Er hatte eine unheimliche Aura. Die Wangenknochen stachen aus dem Gesicht des Silberkillers hervor, Schatten verdunkelten den Kiefer und das Kinn. Er trug ein weißes Hemd, die Ärmel hochgekrämpelt, wie Jemand der irgendwie mit den Händen arbeitet, aber dazu passte das Weiß seines Hemdes nicht. Eine dunkelblaue Markenjeans schien trotz etwas Staub und Sägemehlspäne schick und hochwertig. Wären die Sachen sauber gewesen, hätte er locker ohne aufzufallen in den selben teuren Restaurants wie Sophies wohlhabende Familie essen gehen können. Durch die Haut an seinem Hals deuteten sich sehnige Strukturen an und ein spitzer Kehlkopf ragte hervor. Für einen Moment dachte ich, er hätte dunkle Augen. In Wahrheit waren sie sehr hell, doch sie wirkten verschleiert und dunkel, so lange man sie nicht genauer ansah.

Er machte einen Schritt auf mich zu. Sofort sprang ich auf die Füße. Er grinste und sah dabei wahnsinnig aus.

„Du benutzt nur selten die Eingangstür? Robin Seelvert?", fragte er, als ob er sich das im Hinterkopf notieren würde. Er kannte meinen Nachnamen. Ich biss die Zähne aufeinander. Während er erzählte, griff er hinter sich und holte einen handlichen, silbernen Camcorder aus seiner Tasche von der Werkbank. Ohne eine Antwort zu erwarten, klappte er das Display der Cam aus, plötzlich blinkte ein winziges Lämpchen rot auf. Ich konnte es ja schon allgemein nicht leiden gefilmt zu werden: Man wusste nie, wann soetwas gegen einen verwendet werden konnte. Aber von einem Killer gefilmt zu werden ließ meine Nerven durchbrennen.

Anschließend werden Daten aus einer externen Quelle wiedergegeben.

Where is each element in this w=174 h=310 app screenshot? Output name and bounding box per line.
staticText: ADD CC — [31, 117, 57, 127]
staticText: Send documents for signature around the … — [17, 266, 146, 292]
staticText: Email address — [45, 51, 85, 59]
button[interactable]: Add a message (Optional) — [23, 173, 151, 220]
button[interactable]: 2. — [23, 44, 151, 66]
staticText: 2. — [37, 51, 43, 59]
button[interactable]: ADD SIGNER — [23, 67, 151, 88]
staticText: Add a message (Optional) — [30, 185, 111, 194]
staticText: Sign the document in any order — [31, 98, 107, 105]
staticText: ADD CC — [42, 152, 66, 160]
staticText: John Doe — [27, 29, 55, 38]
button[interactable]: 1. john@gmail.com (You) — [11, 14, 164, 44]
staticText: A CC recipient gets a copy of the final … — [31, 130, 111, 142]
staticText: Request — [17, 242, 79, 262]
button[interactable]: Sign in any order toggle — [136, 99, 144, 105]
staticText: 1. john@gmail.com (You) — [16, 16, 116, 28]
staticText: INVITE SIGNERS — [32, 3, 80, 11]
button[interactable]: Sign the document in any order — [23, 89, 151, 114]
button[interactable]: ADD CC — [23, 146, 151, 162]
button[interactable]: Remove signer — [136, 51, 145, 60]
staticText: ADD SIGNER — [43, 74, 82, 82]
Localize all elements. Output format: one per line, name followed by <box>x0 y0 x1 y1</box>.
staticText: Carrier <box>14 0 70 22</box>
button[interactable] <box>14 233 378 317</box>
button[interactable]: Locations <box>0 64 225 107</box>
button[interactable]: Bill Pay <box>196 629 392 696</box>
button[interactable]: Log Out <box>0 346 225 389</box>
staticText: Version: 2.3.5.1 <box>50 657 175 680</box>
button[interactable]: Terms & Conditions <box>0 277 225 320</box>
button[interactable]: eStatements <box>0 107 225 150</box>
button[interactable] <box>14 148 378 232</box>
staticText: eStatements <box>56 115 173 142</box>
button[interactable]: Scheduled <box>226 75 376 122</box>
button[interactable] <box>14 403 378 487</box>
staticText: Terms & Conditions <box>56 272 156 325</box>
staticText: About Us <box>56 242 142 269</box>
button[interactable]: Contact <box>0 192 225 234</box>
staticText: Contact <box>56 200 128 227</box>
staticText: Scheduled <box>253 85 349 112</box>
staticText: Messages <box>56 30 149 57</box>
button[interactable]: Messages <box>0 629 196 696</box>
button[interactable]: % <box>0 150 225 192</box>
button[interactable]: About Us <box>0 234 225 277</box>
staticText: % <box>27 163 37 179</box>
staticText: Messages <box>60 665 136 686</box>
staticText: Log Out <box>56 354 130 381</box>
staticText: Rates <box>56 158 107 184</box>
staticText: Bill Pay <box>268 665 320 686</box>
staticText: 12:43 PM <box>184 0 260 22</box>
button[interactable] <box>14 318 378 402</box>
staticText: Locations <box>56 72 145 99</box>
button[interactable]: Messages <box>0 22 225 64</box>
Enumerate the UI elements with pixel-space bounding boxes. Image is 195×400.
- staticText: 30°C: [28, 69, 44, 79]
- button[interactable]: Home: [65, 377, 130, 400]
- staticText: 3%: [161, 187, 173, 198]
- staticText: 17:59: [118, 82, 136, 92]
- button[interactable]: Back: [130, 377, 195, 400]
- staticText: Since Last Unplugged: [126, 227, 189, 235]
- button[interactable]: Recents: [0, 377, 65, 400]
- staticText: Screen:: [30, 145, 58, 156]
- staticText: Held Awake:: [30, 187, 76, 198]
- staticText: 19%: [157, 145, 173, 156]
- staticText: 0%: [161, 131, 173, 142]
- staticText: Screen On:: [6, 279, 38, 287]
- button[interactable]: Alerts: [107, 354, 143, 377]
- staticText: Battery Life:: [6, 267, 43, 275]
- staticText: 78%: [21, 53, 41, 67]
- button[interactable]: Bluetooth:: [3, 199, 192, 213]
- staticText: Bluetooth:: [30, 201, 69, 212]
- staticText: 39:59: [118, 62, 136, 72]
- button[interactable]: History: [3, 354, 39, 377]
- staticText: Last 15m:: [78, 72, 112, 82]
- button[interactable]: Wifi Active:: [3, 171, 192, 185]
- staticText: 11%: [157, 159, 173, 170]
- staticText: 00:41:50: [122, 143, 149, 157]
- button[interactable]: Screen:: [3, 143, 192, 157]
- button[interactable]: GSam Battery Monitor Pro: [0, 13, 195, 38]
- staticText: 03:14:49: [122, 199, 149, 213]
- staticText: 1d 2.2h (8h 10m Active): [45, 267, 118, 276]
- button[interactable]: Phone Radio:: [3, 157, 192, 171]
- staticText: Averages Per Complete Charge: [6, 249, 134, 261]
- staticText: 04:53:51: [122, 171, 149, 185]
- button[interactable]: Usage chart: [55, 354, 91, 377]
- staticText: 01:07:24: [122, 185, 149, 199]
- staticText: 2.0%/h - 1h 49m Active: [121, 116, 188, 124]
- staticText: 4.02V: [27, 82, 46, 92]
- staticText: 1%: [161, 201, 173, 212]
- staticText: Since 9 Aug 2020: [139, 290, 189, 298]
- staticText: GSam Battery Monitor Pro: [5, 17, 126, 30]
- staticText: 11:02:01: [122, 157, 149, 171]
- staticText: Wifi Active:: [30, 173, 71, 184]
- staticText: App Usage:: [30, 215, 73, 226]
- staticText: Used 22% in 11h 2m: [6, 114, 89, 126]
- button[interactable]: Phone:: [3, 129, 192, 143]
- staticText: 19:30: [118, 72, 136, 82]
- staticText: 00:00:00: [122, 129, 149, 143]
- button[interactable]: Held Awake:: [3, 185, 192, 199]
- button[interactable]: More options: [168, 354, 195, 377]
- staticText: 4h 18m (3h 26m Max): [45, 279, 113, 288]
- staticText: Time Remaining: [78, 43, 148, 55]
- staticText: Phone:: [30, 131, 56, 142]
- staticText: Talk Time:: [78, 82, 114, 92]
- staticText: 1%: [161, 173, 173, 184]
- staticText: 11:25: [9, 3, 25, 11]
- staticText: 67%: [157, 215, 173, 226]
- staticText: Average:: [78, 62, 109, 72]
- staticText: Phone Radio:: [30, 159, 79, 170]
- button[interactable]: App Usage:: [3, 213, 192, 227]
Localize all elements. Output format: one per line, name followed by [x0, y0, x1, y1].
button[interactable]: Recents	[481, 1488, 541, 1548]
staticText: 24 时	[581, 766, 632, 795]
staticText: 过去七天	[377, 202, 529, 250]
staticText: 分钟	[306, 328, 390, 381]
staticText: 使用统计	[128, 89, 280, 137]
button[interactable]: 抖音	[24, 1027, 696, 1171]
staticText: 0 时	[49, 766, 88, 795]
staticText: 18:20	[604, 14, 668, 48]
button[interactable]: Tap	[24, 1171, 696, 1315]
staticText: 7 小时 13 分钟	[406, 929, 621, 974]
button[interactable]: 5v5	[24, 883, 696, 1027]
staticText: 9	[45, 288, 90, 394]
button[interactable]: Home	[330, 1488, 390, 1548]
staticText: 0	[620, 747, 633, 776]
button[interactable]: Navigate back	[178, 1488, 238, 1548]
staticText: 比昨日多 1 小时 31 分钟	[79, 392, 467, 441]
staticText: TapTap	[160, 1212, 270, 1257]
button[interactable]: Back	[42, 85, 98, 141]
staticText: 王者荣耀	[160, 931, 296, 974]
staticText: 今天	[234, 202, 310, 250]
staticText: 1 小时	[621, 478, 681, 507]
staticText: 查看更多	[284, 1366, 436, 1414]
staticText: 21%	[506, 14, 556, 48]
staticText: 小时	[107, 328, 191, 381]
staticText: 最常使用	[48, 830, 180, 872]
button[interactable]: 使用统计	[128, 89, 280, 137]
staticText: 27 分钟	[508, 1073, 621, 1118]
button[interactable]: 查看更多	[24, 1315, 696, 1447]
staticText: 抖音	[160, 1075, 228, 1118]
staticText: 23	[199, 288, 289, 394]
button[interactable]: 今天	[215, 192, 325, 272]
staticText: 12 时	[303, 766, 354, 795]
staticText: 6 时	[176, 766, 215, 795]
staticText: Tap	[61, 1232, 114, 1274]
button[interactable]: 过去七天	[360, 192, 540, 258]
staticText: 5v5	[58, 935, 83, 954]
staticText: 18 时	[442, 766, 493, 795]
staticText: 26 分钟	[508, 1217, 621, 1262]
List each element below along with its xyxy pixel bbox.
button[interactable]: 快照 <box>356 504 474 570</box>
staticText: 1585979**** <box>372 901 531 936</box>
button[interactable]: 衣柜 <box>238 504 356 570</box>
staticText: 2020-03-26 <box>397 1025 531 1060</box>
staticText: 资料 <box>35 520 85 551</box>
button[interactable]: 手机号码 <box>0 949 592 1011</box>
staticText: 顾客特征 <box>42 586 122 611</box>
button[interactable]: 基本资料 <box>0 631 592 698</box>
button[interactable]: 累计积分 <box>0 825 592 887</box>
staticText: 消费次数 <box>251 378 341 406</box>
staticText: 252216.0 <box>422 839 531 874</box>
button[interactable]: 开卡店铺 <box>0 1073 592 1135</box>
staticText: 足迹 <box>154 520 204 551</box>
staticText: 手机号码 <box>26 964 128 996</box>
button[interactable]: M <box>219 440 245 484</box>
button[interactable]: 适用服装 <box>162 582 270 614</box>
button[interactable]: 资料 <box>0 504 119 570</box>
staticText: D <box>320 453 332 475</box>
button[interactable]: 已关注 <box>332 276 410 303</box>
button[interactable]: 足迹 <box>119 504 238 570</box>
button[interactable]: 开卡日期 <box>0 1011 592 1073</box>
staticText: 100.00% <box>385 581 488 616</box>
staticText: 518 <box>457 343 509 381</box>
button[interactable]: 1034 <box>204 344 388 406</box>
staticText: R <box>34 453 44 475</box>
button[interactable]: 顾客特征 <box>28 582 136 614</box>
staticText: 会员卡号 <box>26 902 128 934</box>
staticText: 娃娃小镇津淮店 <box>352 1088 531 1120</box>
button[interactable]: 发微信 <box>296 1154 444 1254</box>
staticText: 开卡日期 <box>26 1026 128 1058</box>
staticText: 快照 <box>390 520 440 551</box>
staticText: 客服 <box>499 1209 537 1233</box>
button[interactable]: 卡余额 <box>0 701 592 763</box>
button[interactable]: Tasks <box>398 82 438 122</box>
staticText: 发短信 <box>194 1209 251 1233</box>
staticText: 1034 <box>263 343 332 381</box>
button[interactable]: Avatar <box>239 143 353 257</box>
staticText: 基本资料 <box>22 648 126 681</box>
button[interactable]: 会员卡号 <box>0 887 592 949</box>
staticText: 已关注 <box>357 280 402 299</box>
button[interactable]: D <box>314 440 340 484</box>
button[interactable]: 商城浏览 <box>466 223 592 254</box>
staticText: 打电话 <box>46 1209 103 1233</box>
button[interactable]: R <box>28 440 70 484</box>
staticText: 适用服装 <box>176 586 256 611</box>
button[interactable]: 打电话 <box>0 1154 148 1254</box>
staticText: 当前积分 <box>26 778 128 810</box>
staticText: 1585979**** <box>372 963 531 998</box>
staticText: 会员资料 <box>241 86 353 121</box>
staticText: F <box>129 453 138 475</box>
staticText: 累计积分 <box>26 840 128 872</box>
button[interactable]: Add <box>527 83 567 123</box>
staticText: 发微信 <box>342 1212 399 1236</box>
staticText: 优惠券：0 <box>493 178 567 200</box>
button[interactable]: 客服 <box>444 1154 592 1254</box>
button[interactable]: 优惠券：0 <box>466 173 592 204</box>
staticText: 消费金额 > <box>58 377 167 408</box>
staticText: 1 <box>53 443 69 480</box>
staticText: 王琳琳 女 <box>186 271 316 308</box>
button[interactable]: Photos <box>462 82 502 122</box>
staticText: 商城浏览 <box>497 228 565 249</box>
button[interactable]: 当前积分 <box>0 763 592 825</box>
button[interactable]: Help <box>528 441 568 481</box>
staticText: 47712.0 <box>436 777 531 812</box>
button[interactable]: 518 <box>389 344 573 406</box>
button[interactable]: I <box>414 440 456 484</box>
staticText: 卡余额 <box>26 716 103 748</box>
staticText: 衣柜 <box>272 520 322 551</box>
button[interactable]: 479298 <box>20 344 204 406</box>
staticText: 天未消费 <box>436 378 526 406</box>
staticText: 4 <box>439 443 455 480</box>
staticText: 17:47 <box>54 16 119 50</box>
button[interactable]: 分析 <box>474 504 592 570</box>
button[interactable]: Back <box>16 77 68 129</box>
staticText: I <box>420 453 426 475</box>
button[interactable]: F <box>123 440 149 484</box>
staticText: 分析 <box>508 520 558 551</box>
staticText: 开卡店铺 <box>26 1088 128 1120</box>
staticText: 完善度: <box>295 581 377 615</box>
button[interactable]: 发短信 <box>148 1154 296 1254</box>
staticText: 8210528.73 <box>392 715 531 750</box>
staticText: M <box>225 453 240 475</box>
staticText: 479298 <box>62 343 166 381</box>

„Was soll das?", presste ich durch die Zähne hindurch.

„Du hast mir den Mondsplitter natürlich nicht mitgebracht. Oder irre ich mich, Welpe? Nein,", beantwortete er sich die Frage selbst, „sonst stündest du jetzt nicht hier, nicht in dieser Gestalt. Schon in Ordnung." Mit jedem Wort kam er auf mich zu, sein Blick schweifte zwischen mir und seiner Cam hin und her.

„Was willst du dann?", fragte ich, meine Stimme nur der Schein von Selbstsicherheit.

Dann stand er vor mir. Mit weit geöffneten Augen legte er mir seine freie Hand auf die Schulter. Für einen Moment hatte ich vergessen, wie stark ich war. Ich rempelte mit meiner ganzen Kraft gegen ihn, er fiel um, sein Kopf stieß gegen eines der Metallregale und brachte den ganzen verstaubten Inhalt zum Klingeln und Rasseln. Benebelt verdrehte der Silberkiller die Augen, der Camcorder schlitterte über den Boden.

Ich hastete zu seiner Tasche auf der Werkbank. Aus den Augenwinkeln sah ich, wie Riko fieberhaft an seinem Schloss arbeitete. Wir brauchten den Schlüssel.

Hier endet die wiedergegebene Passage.